The new National Match M1 was simply a regular service rifle selected for accuracy by the SA match unit. The method of selection was merely to monitor the accuracy acceptance test to which every M1 was subjected before delivery. Those that shot especially straight were set aside and given a very minor tune-up before stamping the letters NM on them.
These first National Match M1’s were not accurate enough to be competitive, and old time shooters used to the NM ’03 were very critical of its performance. In succeeding years, the NM M1 was more rigorously selected, with special attention given to optimal bore and headspace dimensions. In addition, the gunsmithing given to each rifle was quite a bit more extensive each year. What could be done to the rifle, however, was limited by a strict interpretation of the regulation that the National Match rifle be “the service rifle as issued.” Nevertheless, by 1957 the National Match M1 could and did compete successfully against the ’03.
Despite the adoption of the M14 as the official service rifle in 1957, the NM M1 remained the rifle used in high power competition, just as the ’03 Springfield had remained the match rifle long after the adoption of the M1. However, the stipulation of “service rifle as issued” was finally interpreted more generously. Special sights were permitted beginning in 1957, and various studies to improve the M1’s accuracy even further were conducted.

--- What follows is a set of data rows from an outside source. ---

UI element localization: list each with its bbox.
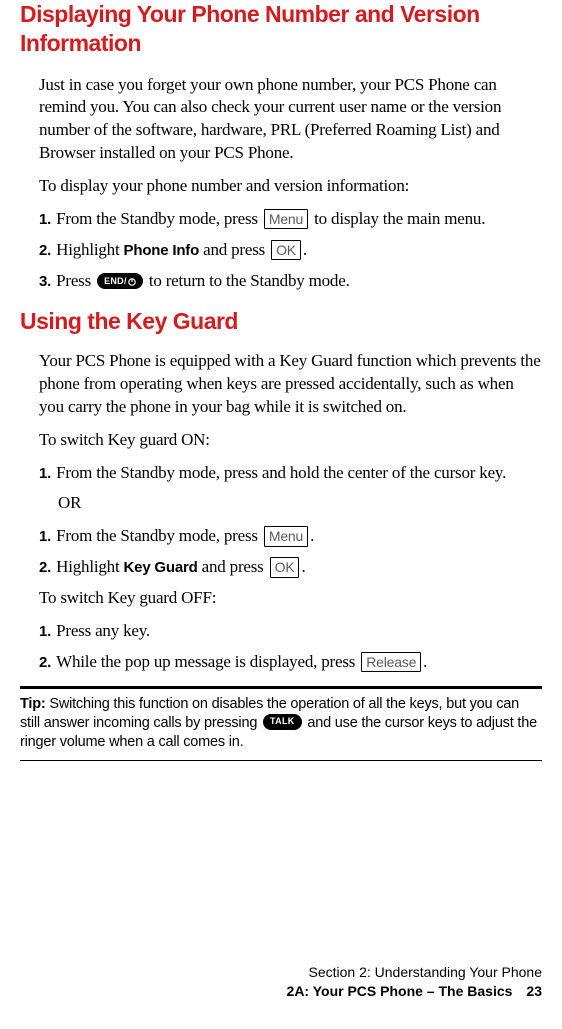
step-number: 1. [39, 464, 51, 484]
page-number: 23 [526, 983, 542, 999]
step-number: 3. [39, 272, 51, 292]
text: to display the main menu. [310, 209, 485, 228]
footer-subsection-text: 2A: Your PCS Phone – The Basics [287, 983, 513, 999]
talk-key-icon: TALK [263, 714, 302, 730]
section-1-intro: Just in case you forget your own phone n… [39, 74, 542, 166]
release-key: Release [361, 652, 421, 672]
phone-info-label: Phone Info [124, 242, 200, 259]
ok-key: OK [271, 240, 301, 260]
text: Highlight [56, 557, 123, 576]
end-key-icon: END/ [97, 273, 143, 289]
text: . [303, 240, 307, 259]
section-2-body: Your PCS Phone is equipped with a Key Gu… [39, 350, 542, 674]
heading-display-phone-info: Displaying Your Phone Number and Version… [20, 0, 542, 58]
section-2-intro: Your PCS Phone is equipped with a Key Gu… [39, 350, 542, 419]
section-1-body: Just in case you forget your own phone n… [39, 74, 542, 294]
text: . [310, 526, 314, 545]
step-text: While the pop up message is displayed, p… [56, 651, 542, 674]
footer-subsection: 2A: Your PCS Phone – The Basics 23 [0, 982, 542, 1001]
on-step-1: 1. From the Standby mode, press and hold… [39, 462, 542, 485]
sec1-step-2: 2. Highlight Phone Info and press OK. [39, 239, 542, 262]
text: to return to the Standby mode. [145, 271, 350, 290]
text: and press [198, 557, 268, 576]
step-number: 2. [39, 558, 51, 578]
step-number: 1. [39, 210, 51, 230]
tip-label: Tip: [20, 696, 46, 712]
text: Highlight [56, 240, 123, 259]
key-guard-label: Key Guard [124, 559, 198, 576]
section-1-lead: To display your phone number and version… [39, 175, 542, 198]
on-step-2: 2. Highlight Key Guard and press OK. [39, 556, 542, 579]
step-number: 2. [39, 653, 51, 673]
text: While the pop up message is displayed, p… [56, 652, 359, 671]
footer-section-title: Section 2: Understanding Your Phone [0, 963, 542, 982]
text: and press [199, 240, 269, 259]
step-number: 2. [39, 241, 51, 261]
off-step-2: 2. While the pop up message is displayed… [39, 651, 542, 674]
menu-key: Menu [264, 209, 308, 229]
step-text: Press END/ to return to the Standby mode… [56, 270, 542, 293]
text: Press [56, 271, 95, 290]
text: . [423, 652, 427, 671]
step-text: Press any key. [56, 620, 542, 643]
step-text: From the Standby mode, press Menu to dis… [56, 208, 542, 231]
sec1-step-3: 3. Press END/ to return to the Standby m… [39, 270, 542, 293]
step-text: Highlight Key Guard and press OK. [56, 556, 542, 579]
off-step-1: 1. Press any key. [39, 620, 542, 643]
step-number: 1. [39, 622, 51, 642]
sec1-step-1: 1. From the Standby mode, press Menu to … [39, 208, 542, 231]
or-separator: OR [58, 492, 542, 515]
lead-switch-on: To switch Key guard ON: [39, 429, 542, 452]
step-text: From the Standby mode, press Menu. [56, 525, 542, 548]
step-number: 1. [39, 527, 51, 547]
text: . [301, 557, 305, 576]
menu-key: Menu [264, 526, 308, 546]
lead-switch-off: To switch Key guard OFF: [39, 587, 542, 610]
text: From the Standby mode, press [56, 209, 262, 228]
on-step-1b: 1. From the Standby mode, press Menu. [39, 525, 542, 548]
tip-block: Tip: Switching this function on disables… [20, 686, 542, 761]
ok-key: OK [270, 557, 300, 577]
step-text: From the Standby mode, press and hold th… [56, 462, 542, 485]
text: From the Standby mode, press [56, 526, 262, 545]
step-text: Highlight Phone Info and press OK. [56, 239, 542, 262]
heading-key-guard: Using the Key Guard [20, 307, 542, 336]
page-footer: Section 2: Understanding Your Phone 2A: … [0, 963, 542, 1001]
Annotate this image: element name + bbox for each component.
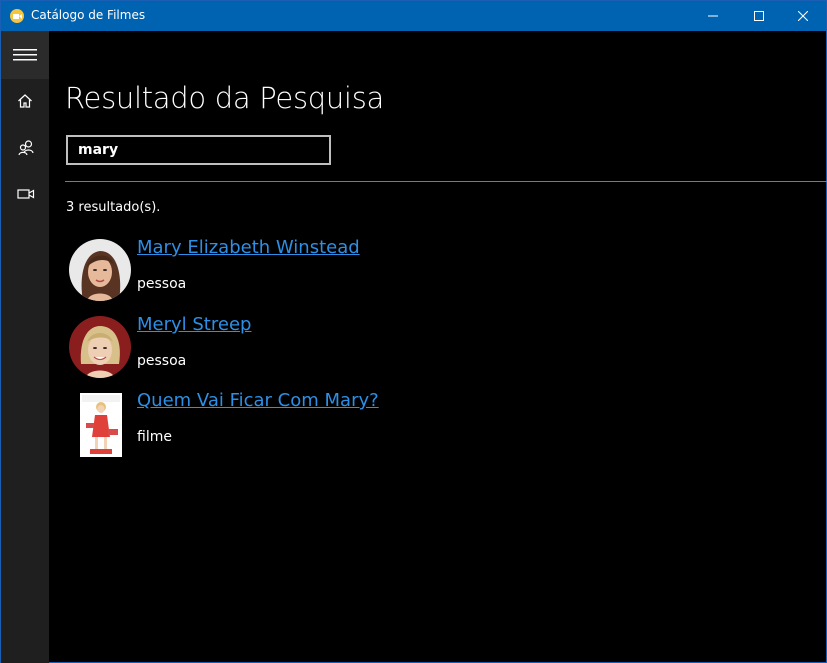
app-window: Catálogo de Filmes Resultado da Pesquisa… — [0, 0, 827, 663]
result-type: pessoa — [137, 276, 187, 292]
maximize-icon — [754, 11, 764, 21]
window-title: Catálogo de Filmes — [31, 8, 146, 22]
minimize-button[interactable] — [690, 1, 736, 31]
home-icon — [18, 94, 32, 108]
search-input[interactable] — [68, 137, 329, 163]
hamburger-menu-button[interactable] — [1, 31, 49, 79]
close-icon — [798, 11, 808, 21]
list-item: Mary Elizabeth Winstead pessoa — [67, 237, 767, 307]
result-title-link[interactable]: Meryl Streep — [137, 314, 251, 335]
hamburger-menu-icon — [13, 49, 37, 61]
list-item: Meryl Streep pessoa — [67, 314, 767, 384]
people-icon — [18, 140, 34, 156]
nav-item-people[interactable] — [1, 125, 49, 171]
result-count: 3 resultado(s). — [66, 200, 161, 215]
result-type: pessoa — [137, 353, 187, 369]
page-title: Resultado da Pesquisa — [65, 81, 384, 115]
maximize-button[interactable] — [736, 1, 782, 31]
close-button[interactable] — [780, 1, 826, 31]
avatar[interactable] — [69, 239, 131, 301]
movie-poster[interactable] — [80, 393, 122, 457]
search-box[interactable] — [66, 135, 331, 165]
minimize-icon — [708, 15, 718, 17]
avatar[interactable] — [69, 316, 131, 378]
divider — [65, 181, 827, 182]
result-title-link[interactable]: Quem Vai Ficar Com Mary? — [137, 390, 379, 411]
list-item: Quem Vai Ficar Com Mary? filme — [67, 390, 767, 460]
title-bar[interactable]: Catálogo de Filmes — [1, 1, 826, 31]
result-type: filme — [137, 429, 172, 445]
nav-item-movies[interactable] — [1, 173, 49, 219]
film-camera-icon — [10, 9, 24, 23]
result-title-link[interactable]: Mary Elizabeth Winstead — [137, 237, 360, 258]
nav-item-home[interactable] — [1, 79, 49, 125]
video-camera-icon — [17, 189, 35, 199]
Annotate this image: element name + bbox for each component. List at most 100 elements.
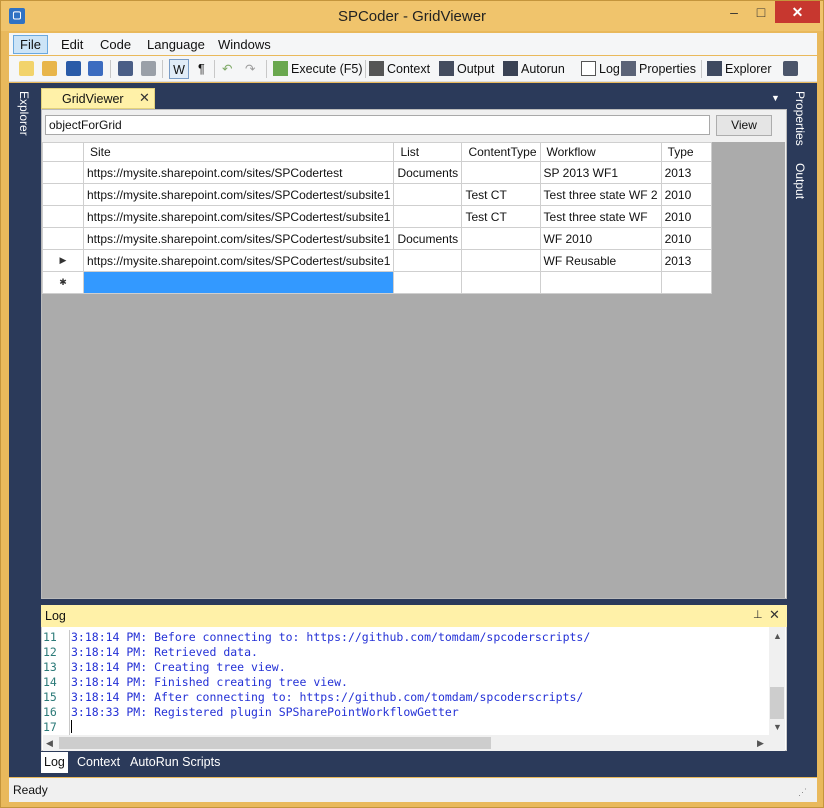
cell-list[interactable] [393, 271, 463, 294]
autorun-icon [503, 61, 518, 76]
cell-site[interactable]: https://mysite.sharepoint.com/sites/SPCo… [82, 249, 395, 272]
column-header-site[interactable]: Site [82, 142, 395, 162]
scroll-right-icon[interactable]: ▶ [757, 738, 764, 749]
tab-gridviewer[interactable]: GridViewer ✕ [41, 88, 155, 109]
new-row[interactable]: ✱ [42, 271, 712, 294]
cell-list[interactable] [393, 205, 463, 228]
cell-list[interactable] [393, 249, 463, 272]
grid-icon[interactable] [118, 61, 133, 76]
current-row-marker[interactable]: ▶ [42, 249, 84, 272]
row-header[interactable] [42, 161, 84, 184]
row-header[interactable] [42, 227, 84, 250]
pin-icon[interactable]: ⊥ [753, 608, 763, 621]
close-icon[interactable]: ✕ [139, 90, 150, 106]
cell-type[interactable]: 2010 [660, 183, 712, 206]
explorer-button[interactable]: Explorer [707, 59, 772, 79]
right-sidebar: Properties Output [787, 83, 817, 777]
sidebar-tab-properties[interactable]: Properties [793, 91, 807, 146]
row-header[interactable] [42, 205, 84, 228]
context-button[interactable]: Context [369, 59, 430, 79]
cell-type[interactable]: 2013 [660, 161, 712, 184]
toolbar: W ¶ ↶ ↷ Execute (F5) Context Output Auto… [9, 56, 817, 82]
cell-site[interactable]: https://mysite.sharepoint.com/sites/SPCo… [82, 161, 395, 184]
column-header-workflow[interactable]: Workflow [539, 142, 662, 162]
word-wrap-button[interactable]: W [169, 59, 189, 79]
execute-button[interactable]: Execute (F5) [273, 59, 363, 79]
table-row[interactable]: https://mysite.sharepoint.com/sites/SPCo… [42, 183, 712, 206]
sidebar-tab-output[interactable]: Output [793, 163, 807, 199]
cell-contenttype[interactable]: Test CT [461, 183, 541, 206]
cell-workflow[interactable] [539, 271, 662, 294]
cell-site[interactable]: https://mysite.sharepoint.com/sites/SPCo… [82, 183, 395, 206]
autorun-button[interactable]: Autorun [503, 59, 565, 79]
chevron-down-icon[interactable]: ▼ [771, 93, 780, 103]
scroll-left-icon[interactable]: ◀ [46, 738, 53, 749]
scroll-up-icon[interactable]: ▲ [773, 631, 782, 641]
new-file-icon[interactable] [19, 61, 34, 76]
close-button[interactable]: ✕ [775, 1, 820, 23]
save-icon[interactable] [66, 61, 81, 76]
cell-contenttype[interactable]: Test CT [461, 205, 541, 228]
cell-site[interactable]: https://mysite.sharepoint.com/sites/SPCo… [82, 205, 395, 228]
log-line: 13 3:18:14 PM: Creating tree view. [43, 660, 286, 674]
table-row[interactable]: ▶ https://mysite.sharepoint.com/sites/SP… [42, 249, 712, 272]
tab-context[interactable]: Context [77, 755, 120, 769]
new-row-marker[interactable]: ✱ [42, 271, 84, 294]
window-icon[interactable] [783, 61, 798, 76]
minimize-button[interactable]: – [721, 1, 747, 23]
menu-code[interactable]: Code [93, 35, 138, 54]
cell-type[interactable] [660, 271, 712, 294]
table-row[interactable]: https://mysite.sharepoint.com/sites/SPCo… [42, 161, 712, 184]
object-input[interactable]: objectForGrid [45, 115, 710, 135]
redo-icon[interactable]: ↷ [245, 59, 255, 79]
cell-workflow[interactable]: Test three state WF [539, 205, 662, 228]
log-vertical-scroll-thumb[interactable] [770, 687, 784, 719]
pilcrow-button[interactable]: ¶ [198, 59, 205, 79]
cell-contenttype[interactable] [461, 227, 541, 250]
log-button[interactable]: Log [581, 59, 620, 79]
cell-contenttype[interactable] [461, 271, 541, 294]
resize-grip-icon[interactable]: ⋰ [798, 787, 807, 798]
menu-edit[interactable]: Edit [54, 35, 90, 54]
cell-contenttype[interactable] [461, 249, 541, 272]
column-header-list[interactable]: List [393, 142, 463, 162]
print-icon[interactable] [141, 61, 156, 76]
output-button[interactable]: Output [439, 59, 495, 79]
tab-log[interactable]: Log [41, 752, 68, 773]
column-header-contenttype[interactable]: ContentType [461, 142, 541, 162]
cell-type[interactable]: 2013 [660, 249, 712, 272]
tab-autorun-scripts[interactable]: AutoRun Scripts [130, 755, 220, 769]
cell-site[interactable]: https://mysite.sharepoint.com/sites/SPCo… [82, 227, 395, 250]
scroll-down-icon[interactable]: ▼ [773, 722, 782, 732]
cell-workflow[interactable]: WF 2010 [539, 227, 662, 250]
cell-workflow[interactable]: SP 2013 WF1 [539, 161, 662, 184]
menu-language[interactable]: Language [140, 35, 212, 54]
save-all-icon[interactable] [88, 61, 103, 76]
undo-icon[interactable]: ↶ [222, 59, 232, 79]
menu-file[interactable]: File [13, 35, 48, 54]
sidebar-tab-explorer[interactable]: Explorer [17, 91, 31, 136]
cell-type[interactable]: 2010 [660, 227, 712, 250]
menu-windows[interactable]: Windows [211, 35, 278, 54]
cell-list[interactable]: Documents [393, 227, 463, 250]
cell-type[interactable]: 2010 [660, 205, 712, 228]
properties-icon [621, 61, 636, 76]
cell-contenttype[interactable] [461, 161, 541, 184]
log-editor[interactable]: 11 3:18:14 PM: Before connecting to: http… [43, 630, 769, 735]
open-folder-icon[interactable] [42, 61, 57, 76]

The improvements identified were phased in on a regular basis from about 1959 until the end of production in 1963. The final version of the National Match M1 is an extremely accurate rifle out to distances of 1000 yards, and it can stand with any service rifle anywhere in the world.
M1 match rifles were built by all the service branch shops according to the same specifications used by the official Springfield Armory National Match program. These “team rifles” can be as accurate as the SA rifles, but they do not command the same value that collectors afford the SA examples.